To truly deserve the label “real time,” analytic databases must not only provide interactive query capabilities, but the data being analyzed itself must be complete and up-to-date. The data is often sourced from multiple heterogeneous operational databases, each with their own unique data integration challenges. Complicating matters further, destination analytic databases are increasingly deployed in the cloud.
Traditional extract, transform and load (ETL) approaches to data integration are not suitable for this type of use case. Attunity, a Burlington, Mass.-based software maker, applies change data capture (CDC) to this Big Data problem. While ETL is a batch-oriented data integration method, CDC methods detect changes in source database systems and update target analytic databases with only those changes.

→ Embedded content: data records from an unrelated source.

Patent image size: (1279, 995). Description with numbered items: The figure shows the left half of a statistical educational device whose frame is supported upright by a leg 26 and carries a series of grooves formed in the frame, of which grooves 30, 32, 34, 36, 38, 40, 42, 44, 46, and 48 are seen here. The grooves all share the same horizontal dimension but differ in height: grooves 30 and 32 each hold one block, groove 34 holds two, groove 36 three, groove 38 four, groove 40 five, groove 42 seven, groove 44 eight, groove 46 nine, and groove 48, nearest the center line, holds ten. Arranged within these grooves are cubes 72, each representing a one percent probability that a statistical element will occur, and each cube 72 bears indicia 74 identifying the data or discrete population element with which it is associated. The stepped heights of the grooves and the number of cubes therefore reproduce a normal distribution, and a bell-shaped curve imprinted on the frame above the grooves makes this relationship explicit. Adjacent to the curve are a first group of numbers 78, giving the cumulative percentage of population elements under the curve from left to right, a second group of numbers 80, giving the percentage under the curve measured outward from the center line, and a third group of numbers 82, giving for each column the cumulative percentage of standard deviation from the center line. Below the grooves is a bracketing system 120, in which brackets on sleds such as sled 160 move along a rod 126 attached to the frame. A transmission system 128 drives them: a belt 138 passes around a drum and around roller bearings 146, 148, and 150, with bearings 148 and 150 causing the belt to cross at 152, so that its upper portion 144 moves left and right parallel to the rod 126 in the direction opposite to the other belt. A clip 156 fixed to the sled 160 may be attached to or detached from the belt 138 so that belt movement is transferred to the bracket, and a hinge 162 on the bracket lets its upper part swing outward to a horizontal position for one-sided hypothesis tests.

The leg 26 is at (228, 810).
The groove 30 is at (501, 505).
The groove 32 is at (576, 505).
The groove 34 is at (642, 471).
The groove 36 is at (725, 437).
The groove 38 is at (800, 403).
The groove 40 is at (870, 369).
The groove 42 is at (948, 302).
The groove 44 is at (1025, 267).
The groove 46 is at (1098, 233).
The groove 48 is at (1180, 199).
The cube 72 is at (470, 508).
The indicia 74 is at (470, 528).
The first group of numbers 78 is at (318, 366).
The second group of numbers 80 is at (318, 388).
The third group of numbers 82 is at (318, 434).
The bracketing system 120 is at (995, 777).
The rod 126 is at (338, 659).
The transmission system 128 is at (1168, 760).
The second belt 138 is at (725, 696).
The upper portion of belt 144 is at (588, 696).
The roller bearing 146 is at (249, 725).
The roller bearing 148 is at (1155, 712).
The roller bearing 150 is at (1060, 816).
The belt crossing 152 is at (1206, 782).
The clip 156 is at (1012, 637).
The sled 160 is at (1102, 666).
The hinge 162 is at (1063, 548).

Attunity has made a number of enhancements to its software to adapt CDC to Big Data workloads. Among them, Attunity’s TurboStream CDC feature performs a limited amount of pre-processing on the data from source systems and consolidates it before updating target databases. This differs from traditional CDC technology that uses a serial-update model. Attunity also employs in-memory streaming technology to maximize performance and relies on the power of target databases to perform the remaining data transformations.
The result is near-real time updates to target analytic databases. This provides business analysts the most up-to-date data available at any given time and also improves the timeliness of dashboards and other business intelligence applications used to monitor and analyze operational environments.
It is important to note that Attunity’s software also applies data replication techniques to assist with initial loading of large volumes of data to target analytic databases. It’s CDC capabilities compliment initial data loading provides continuous real-time data integration deployed and managed via point-and-click GUIs rather than complex hand coding.
A key advantage for Attunity over its rivals in this space is the company’s independence. Attunity is data source and data target agnostic. This allows the company to partner closely with most of the major database vendors. Attunity has developed optimized replication and CDC technology for Actian Vectorwise, HP Vertica, IBM Netezza, Teradata and AWS RedShift, among others. Attunity also recently acquired Hayes Technology Group, whose data replication technology is optimized for SAP HANA.
Competitors to Attunity include IBM InfoSphere Data Replication and Oracle GoldenGate. Both IBM and Oracle lack the database agnosticism of Attunity, but have a significantly wider-breadth of data integration and related data management/Big Data capabilities. Another competitor is Informatica with its PowerExchange Change Data Capture product, but the company’s data integration portfolio is heavily focused on ETL, which garners the majority of Informatica’s R&D budget.
Action Item: Big Data practitioners cannot afford to overlook the data integration challenges associated with large-scale data analytics deployments. Such deployments require a blend of data integration methods — including ETL, data replication and change data capture – depending on the particular analytic use cases involved.